Data modelling starts with the domain model. What are the main entities in your problem domain and which kind of data do they need to persist, share, or transfer?

Then in the next "layer" when we are introducing the subsystems we'll have to think about data structures in subsystems and data structures exchanged between subsystems. For example, what exactly are the data structures required in the functional interfaces. Obviously, these data structures can be partially derived from the domain model with further data structures required by infrastructural entities or non-functional qualities.

In the component layer we are starting to deal with finer grained data types.

Last but not least we'll have to define how data is mapped to implementation artifacts.



Thus, we should also follow a top-down approach for data modelling. And likewise we need to consider bottom-up constraints such as special data requirements of infrastructures or platforms. With other words, data modelling must go hand in hand with all the other architectural modelling activities:



Important questions to ask when modelling data:


  • Who is the originator of data?

  • Who is the consumer of data?

  • How does data move from the originator to the consumers?

  • Do we need to collect/aggregate data from different sources (transfer objects)?

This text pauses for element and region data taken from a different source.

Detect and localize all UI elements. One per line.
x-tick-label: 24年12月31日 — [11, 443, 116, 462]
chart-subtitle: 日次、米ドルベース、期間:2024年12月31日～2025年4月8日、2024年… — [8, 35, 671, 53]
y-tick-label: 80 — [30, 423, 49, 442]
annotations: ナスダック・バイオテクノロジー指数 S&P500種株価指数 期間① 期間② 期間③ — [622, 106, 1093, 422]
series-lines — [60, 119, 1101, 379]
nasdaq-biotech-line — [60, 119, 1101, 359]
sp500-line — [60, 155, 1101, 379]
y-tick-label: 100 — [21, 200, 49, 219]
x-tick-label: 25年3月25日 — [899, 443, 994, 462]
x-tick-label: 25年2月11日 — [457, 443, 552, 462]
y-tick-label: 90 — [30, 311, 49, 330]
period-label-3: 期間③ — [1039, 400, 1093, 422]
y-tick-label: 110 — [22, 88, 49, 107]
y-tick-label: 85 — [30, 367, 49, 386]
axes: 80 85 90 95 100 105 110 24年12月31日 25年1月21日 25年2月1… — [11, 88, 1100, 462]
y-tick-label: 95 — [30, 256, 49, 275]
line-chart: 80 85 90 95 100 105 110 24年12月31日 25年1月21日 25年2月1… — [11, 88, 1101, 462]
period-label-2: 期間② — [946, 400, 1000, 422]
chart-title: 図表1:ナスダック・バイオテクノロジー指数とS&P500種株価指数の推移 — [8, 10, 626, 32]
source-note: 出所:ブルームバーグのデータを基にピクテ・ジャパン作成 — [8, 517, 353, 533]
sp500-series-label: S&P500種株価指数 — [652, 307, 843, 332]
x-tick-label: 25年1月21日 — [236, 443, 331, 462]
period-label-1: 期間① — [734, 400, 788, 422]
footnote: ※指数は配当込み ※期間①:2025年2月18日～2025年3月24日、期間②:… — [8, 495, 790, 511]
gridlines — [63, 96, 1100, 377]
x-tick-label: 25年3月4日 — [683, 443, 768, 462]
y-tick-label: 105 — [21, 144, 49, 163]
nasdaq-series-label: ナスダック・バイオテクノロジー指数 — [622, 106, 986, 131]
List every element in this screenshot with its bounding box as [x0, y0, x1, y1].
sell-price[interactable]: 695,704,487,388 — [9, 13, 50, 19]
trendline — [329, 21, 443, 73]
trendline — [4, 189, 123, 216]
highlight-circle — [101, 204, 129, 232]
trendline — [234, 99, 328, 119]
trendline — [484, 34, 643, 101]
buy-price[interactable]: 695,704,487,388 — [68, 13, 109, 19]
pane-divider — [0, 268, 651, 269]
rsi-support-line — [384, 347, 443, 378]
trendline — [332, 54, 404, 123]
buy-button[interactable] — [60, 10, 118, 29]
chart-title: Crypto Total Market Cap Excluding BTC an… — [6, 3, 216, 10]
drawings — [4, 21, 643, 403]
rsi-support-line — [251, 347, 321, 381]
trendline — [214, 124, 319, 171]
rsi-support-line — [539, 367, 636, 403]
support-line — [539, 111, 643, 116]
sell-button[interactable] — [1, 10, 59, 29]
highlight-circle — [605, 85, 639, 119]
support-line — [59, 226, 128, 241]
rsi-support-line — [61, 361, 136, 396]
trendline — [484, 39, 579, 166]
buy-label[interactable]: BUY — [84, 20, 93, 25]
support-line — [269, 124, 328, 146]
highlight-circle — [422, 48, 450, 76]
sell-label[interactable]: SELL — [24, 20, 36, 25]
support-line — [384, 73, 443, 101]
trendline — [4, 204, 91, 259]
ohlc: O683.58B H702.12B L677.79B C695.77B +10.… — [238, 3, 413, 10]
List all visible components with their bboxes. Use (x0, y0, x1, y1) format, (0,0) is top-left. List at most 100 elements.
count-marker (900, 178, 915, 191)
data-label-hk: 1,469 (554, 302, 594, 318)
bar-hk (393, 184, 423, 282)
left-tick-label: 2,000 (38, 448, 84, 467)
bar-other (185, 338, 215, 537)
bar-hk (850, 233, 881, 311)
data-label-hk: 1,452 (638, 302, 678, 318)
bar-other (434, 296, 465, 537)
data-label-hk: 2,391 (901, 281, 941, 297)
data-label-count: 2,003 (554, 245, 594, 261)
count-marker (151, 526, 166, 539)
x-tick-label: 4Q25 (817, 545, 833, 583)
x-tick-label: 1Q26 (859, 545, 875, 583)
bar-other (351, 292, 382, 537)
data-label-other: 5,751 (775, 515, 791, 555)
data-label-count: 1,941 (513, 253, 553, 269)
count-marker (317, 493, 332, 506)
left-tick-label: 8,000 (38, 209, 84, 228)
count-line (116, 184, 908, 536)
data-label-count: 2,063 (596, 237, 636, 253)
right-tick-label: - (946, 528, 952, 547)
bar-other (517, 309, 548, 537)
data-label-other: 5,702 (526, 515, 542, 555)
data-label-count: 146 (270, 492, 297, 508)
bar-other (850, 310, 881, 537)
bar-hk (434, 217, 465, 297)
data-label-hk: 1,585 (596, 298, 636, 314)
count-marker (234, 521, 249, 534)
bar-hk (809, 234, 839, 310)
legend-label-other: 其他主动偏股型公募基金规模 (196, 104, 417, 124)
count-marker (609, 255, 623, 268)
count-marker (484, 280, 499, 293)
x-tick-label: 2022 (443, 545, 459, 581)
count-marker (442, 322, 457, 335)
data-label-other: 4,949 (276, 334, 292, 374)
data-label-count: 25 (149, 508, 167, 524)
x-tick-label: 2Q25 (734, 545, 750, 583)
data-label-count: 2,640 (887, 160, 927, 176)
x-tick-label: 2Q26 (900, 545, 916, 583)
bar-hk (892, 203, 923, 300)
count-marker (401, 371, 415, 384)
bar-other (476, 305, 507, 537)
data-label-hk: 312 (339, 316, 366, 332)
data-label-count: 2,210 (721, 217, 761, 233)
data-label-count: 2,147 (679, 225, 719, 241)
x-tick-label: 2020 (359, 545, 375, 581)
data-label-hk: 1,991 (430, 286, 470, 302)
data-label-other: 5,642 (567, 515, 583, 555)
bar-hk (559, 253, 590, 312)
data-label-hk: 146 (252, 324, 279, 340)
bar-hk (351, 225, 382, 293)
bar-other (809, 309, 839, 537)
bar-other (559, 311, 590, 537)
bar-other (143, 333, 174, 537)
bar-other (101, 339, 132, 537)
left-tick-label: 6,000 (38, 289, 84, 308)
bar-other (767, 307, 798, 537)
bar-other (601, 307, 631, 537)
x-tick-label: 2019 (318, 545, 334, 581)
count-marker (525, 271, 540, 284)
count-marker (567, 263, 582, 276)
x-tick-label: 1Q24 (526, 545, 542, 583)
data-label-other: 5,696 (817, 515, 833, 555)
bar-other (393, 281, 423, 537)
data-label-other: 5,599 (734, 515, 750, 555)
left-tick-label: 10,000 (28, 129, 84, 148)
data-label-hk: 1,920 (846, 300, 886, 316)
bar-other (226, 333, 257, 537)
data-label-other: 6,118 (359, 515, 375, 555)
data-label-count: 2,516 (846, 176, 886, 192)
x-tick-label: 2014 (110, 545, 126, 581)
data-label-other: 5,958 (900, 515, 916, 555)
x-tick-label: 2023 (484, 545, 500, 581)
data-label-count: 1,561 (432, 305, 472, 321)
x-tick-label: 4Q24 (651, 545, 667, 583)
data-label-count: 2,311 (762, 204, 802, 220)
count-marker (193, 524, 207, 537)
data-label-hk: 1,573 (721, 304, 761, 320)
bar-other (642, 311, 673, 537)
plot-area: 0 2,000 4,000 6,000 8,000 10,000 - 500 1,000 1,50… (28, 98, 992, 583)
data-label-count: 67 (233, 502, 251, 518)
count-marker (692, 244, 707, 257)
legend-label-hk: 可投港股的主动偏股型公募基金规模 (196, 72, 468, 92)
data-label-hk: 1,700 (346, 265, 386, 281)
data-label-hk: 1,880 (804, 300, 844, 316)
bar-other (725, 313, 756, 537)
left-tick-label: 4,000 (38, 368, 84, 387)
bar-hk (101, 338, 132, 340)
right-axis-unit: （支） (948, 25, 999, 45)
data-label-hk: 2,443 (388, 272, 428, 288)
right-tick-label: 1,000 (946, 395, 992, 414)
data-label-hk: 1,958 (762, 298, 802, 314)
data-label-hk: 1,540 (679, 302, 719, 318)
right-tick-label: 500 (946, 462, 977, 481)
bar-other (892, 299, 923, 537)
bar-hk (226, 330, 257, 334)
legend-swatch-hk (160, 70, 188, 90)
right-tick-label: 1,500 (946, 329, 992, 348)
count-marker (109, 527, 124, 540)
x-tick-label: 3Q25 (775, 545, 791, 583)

  • What about quality constraints such as performance (e.g., caching data), security (e.g., encrypting data), modifiability (e.g., versioning data), concurrency (e.g., locking data), availability and reliability (e.g., replicating data, data persistence)?

  • Where and how is data stored?

  • How do different data structures depend/relate?

I think, data modelling is an underestimated and undervalued activity in architecture design. What about your experiences and opinions?